Annihilation

The movie was visually very appealing. There are things I want to say about the audio that I can’t because I’d spoil things, but the music was cool and strange and somewhere between ominous and awesome (in the old sense of awesome), and the sounds, again I know many people care about spoilers and I placed no mark above warning so I’ll only say also super cool, sorry to be vague and cliche with my descriptors but getting too in-depth may lose me one of my three readers.

Anyway, the dialogue blew. The only purpose it seemed to serve besides exposition was to seemingly inflate the significance of the mystery of what was happening. I’m already confused and being gently pushed to accept that some things can’t be understood by humans so why continue to play it up? The characters, resting on impersonal dialogue, and plot mechanics that forbade significant relationship development, were pretty dull. It didn’t help that most of them were stewing in grief, either terrified of the surrounding phenomena or brooding over their trauma. Many of the characters seemed to dissolve into the plot’s background without strong motivations. Even the lead seems solely driven by the thought “what else is there for me to do?”

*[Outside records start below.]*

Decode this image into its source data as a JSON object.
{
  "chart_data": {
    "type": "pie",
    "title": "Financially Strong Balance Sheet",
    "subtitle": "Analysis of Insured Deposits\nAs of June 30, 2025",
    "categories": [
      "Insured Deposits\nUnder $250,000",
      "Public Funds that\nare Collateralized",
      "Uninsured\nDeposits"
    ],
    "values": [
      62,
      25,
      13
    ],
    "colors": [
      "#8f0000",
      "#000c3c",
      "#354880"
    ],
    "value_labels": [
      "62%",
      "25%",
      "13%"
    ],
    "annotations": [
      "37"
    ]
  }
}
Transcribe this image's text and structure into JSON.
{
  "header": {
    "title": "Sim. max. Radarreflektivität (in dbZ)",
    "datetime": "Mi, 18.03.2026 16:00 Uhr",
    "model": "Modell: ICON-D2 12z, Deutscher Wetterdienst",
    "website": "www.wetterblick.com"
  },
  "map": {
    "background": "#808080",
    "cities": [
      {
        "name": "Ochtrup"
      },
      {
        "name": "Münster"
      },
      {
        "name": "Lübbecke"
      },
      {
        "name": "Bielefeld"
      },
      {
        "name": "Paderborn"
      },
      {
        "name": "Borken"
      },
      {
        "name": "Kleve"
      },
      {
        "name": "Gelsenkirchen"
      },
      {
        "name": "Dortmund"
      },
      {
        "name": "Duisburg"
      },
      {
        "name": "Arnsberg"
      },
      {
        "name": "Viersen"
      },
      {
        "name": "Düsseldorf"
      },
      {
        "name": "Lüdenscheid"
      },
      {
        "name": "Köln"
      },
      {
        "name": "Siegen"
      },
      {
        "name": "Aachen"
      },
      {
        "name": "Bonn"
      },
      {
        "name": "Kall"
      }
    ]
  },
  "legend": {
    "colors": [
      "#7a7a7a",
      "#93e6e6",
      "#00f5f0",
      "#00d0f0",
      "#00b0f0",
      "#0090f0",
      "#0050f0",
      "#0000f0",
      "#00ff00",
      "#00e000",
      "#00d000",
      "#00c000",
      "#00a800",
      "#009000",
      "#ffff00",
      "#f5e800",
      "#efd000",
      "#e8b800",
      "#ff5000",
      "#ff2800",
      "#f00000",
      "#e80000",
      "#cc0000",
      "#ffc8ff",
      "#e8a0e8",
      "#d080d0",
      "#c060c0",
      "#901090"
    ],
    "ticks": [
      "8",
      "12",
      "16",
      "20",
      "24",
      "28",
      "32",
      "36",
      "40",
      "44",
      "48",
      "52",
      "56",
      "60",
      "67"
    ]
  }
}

Copilot wants me to say that I was hoping for something more like Arrival, which is funny, because I thought I was watching Arrival until the dissonance between what I was certain it was about and what Annihilation seemed to be proving to be about dispossessed me of that notion. It’s almost worth a watch just for the visual/audio beauty, but Copilot wants me to recommend watching it on mute, which definitely defeats the purpose of enjoying the sound/track.